Il MES (fondo europeo di stabilità finanziaria) è un’impresa pubblica di diritto lussemburghese, che ha lo scopo di amministrare il fondo sovvenzionato dagli Stati membri, tra i quali l’Italia, come stabilito dal Parlamento durante il Governo Monti nel 2012.
Il fondo emette prestiti e acquista titoli di Stato a condizioni molto rigorose che spaziano da correzioni macro-economiche al rispetto di condizioni predefinite (art. 12) e a sanzioni per gli Stati che non rispettano le scadenze di restituzione (e che in tal caso perdono il diritto di voto finchè non saldato il debito).
Il fondo è gestito dal Consiglio dei Governatori (ministri finanziari dell’area Euro), da un Consiglio di Amministrazione da essi governato e da un Direttore Generale, nonché Commissario UE agli Affari Economici e dal Presidente della BCE nel ruolo di osservatori. Il MES emette strumenti finanziari e titoli, può acquistare titoli di Stato dell’area Euro, concludere accordi finanziari con Istituti privati.

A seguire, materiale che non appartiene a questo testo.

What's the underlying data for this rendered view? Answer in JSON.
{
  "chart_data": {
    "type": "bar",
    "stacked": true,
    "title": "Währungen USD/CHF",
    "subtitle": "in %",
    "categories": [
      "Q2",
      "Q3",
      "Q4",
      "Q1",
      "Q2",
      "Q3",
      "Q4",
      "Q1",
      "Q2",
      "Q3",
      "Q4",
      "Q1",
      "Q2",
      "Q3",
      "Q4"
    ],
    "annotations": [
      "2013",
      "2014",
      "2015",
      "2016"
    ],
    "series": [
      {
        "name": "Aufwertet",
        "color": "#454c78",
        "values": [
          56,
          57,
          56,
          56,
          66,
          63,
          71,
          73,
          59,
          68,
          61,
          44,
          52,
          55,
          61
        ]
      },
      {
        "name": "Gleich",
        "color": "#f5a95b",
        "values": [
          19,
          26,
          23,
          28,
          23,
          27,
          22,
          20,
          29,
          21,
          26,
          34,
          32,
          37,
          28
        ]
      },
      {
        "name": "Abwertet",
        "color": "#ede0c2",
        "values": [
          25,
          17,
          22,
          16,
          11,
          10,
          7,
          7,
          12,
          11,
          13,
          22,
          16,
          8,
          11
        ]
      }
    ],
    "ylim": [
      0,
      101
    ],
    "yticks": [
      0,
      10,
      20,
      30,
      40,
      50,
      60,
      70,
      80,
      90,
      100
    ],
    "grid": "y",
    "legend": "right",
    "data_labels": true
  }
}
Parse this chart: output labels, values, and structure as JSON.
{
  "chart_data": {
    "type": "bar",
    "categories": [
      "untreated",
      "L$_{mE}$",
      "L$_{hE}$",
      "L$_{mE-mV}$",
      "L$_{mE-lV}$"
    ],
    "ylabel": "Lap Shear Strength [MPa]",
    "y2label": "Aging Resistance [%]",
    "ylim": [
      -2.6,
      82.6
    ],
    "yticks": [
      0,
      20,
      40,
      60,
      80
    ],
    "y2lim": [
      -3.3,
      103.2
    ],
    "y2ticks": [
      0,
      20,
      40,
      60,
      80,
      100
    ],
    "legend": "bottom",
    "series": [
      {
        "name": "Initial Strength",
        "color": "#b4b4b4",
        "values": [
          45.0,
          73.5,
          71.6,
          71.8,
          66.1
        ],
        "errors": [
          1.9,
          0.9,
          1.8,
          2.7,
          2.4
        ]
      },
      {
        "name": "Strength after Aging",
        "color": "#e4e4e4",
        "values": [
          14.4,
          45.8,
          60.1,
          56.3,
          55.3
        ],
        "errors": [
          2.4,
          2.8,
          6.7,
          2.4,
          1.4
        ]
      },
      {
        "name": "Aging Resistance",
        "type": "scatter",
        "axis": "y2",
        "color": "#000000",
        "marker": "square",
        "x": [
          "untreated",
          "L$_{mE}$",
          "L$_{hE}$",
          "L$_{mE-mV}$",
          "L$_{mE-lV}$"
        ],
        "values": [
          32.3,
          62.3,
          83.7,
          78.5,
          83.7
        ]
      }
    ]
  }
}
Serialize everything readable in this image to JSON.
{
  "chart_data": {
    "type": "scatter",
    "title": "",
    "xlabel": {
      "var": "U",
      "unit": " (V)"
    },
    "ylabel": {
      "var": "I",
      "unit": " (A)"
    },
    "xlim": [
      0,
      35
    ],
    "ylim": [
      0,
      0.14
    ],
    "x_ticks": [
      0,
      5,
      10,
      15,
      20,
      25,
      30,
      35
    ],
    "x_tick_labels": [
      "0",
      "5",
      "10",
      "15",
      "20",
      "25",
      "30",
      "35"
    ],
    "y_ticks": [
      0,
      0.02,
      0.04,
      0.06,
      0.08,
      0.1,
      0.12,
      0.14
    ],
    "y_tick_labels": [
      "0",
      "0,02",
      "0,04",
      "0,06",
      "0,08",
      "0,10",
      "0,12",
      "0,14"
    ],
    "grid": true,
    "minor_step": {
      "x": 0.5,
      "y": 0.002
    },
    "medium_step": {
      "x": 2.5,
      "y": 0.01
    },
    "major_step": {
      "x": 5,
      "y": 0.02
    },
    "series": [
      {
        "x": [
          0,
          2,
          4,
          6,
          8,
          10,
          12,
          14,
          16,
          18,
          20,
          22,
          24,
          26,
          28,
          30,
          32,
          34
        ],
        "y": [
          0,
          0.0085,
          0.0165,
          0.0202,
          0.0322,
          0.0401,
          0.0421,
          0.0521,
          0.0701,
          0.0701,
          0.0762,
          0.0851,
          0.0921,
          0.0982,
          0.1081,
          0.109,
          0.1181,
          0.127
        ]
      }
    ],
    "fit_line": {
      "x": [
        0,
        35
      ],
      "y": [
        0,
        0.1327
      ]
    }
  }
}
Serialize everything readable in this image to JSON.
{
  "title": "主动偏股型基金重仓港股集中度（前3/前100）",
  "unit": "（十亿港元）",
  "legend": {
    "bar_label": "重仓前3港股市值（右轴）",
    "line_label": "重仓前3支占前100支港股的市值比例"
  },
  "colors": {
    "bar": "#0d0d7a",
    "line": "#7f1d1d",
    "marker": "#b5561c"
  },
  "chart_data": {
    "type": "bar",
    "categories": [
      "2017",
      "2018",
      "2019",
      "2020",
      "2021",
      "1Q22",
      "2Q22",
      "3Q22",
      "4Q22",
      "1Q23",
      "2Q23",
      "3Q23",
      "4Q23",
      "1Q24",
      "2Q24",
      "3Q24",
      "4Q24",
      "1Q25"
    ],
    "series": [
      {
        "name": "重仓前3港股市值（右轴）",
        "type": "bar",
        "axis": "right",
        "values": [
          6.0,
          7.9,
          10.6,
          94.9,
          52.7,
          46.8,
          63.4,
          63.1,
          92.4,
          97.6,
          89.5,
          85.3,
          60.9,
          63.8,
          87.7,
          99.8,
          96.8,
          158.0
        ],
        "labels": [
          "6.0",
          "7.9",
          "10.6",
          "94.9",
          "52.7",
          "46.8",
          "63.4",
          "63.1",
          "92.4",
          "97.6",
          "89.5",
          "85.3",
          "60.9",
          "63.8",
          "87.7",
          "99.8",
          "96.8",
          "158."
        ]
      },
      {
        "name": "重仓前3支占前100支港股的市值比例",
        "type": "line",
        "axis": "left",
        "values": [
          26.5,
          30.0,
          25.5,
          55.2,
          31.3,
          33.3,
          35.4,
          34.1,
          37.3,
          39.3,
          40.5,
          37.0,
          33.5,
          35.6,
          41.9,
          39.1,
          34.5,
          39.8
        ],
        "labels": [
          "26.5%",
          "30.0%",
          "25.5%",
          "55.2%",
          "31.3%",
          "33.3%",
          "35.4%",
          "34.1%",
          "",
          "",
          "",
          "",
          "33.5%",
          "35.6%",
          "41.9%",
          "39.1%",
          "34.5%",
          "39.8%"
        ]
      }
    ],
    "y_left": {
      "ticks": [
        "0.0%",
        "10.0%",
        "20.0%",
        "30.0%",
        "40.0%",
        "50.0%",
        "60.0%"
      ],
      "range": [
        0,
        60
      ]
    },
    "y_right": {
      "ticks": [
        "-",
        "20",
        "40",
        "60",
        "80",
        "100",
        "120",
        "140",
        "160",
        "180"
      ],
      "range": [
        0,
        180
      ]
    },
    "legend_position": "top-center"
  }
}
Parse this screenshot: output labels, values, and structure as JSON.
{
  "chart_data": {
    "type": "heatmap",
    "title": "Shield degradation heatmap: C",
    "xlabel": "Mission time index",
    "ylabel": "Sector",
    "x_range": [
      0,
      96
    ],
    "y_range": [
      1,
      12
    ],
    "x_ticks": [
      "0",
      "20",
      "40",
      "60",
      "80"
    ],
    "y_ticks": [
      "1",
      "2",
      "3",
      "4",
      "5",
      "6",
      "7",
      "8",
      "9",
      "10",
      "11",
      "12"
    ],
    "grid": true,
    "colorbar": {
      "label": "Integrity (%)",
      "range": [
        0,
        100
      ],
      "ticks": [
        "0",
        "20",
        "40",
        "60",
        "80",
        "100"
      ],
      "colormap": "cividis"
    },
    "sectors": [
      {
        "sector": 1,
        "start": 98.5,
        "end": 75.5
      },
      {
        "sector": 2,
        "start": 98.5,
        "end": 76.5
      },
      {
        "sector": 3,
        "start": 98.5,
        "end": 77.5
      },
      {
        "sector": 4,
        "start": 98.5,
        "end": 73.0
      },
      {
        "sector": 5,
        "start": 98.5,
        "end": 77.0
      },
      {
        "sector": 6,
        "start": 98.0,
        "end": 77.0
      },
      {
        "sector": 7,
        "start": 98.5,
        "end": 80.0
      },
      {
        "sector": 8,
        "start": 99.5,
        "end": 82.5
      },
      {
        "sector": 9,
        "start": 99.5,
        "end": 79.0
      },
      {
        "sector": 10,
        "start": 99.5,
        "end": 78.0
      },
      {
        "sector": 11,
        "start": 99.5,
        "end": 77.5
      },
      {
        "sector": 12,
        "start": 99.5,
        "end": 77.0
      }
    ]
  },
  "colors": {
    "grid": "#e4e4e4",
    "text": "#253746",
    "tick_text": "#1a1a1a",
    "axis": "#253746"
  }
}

L’operato del MES e i suoi beni godono dell’immunità da ogni procedimento giudiziario (art. 32) e così pure il personale. Ciascuno Stato membro ha l’obbligo “irrevocabile e incondizionato” (art. 8) di contribuire al capitale, anche se diviene beneficiario o riceve assistenza finanziaria MES.
La quota dovuta dagli Stati è determinata tenendo conto del numero dei suoi abitanti o dal suo PIL. L’Italia contribuisce con il 17,9% e un PIL nominale del 2% circa, pari ad un capitale sottoscritto di 125,39 miliardi di Euro.
L’art. 3 del Trattato definisce le modalità di assistenza:
1) l’assistenza viene conferita su richiesta dello Stato interessato;
2) l’organo plenario del MES dà mandato alla Commissione Europea di accertare se la crisi di quello Stato può causare effetto contagio e mettere a rischio l’area Euro. Inoltre definisce la condizione delle finanze pubbliche di quello Stato;
3) l’organo plenario MES decide se fornire assistenza e avvia la stesura di un Memorandum di Intesa e le condizioni che lo Stato dovrà rispettare;
4) le decisioni eventuali devono essere adottate dal Consiglio dell’Unione Europea, che si occuperà con BCE e MES di gestire la procedura MES.

Conclusione. Il MES ha tempi lunghi e imposizioni molto severe, ed entra pesantemente nel merito degli interventi che lo Stato richiedente deve effettuare. Si tratta di un vero commissariamento da parte dell’Unione Europea. A me non sembra che l’Italia abbia convenienza a ricorrere al MES.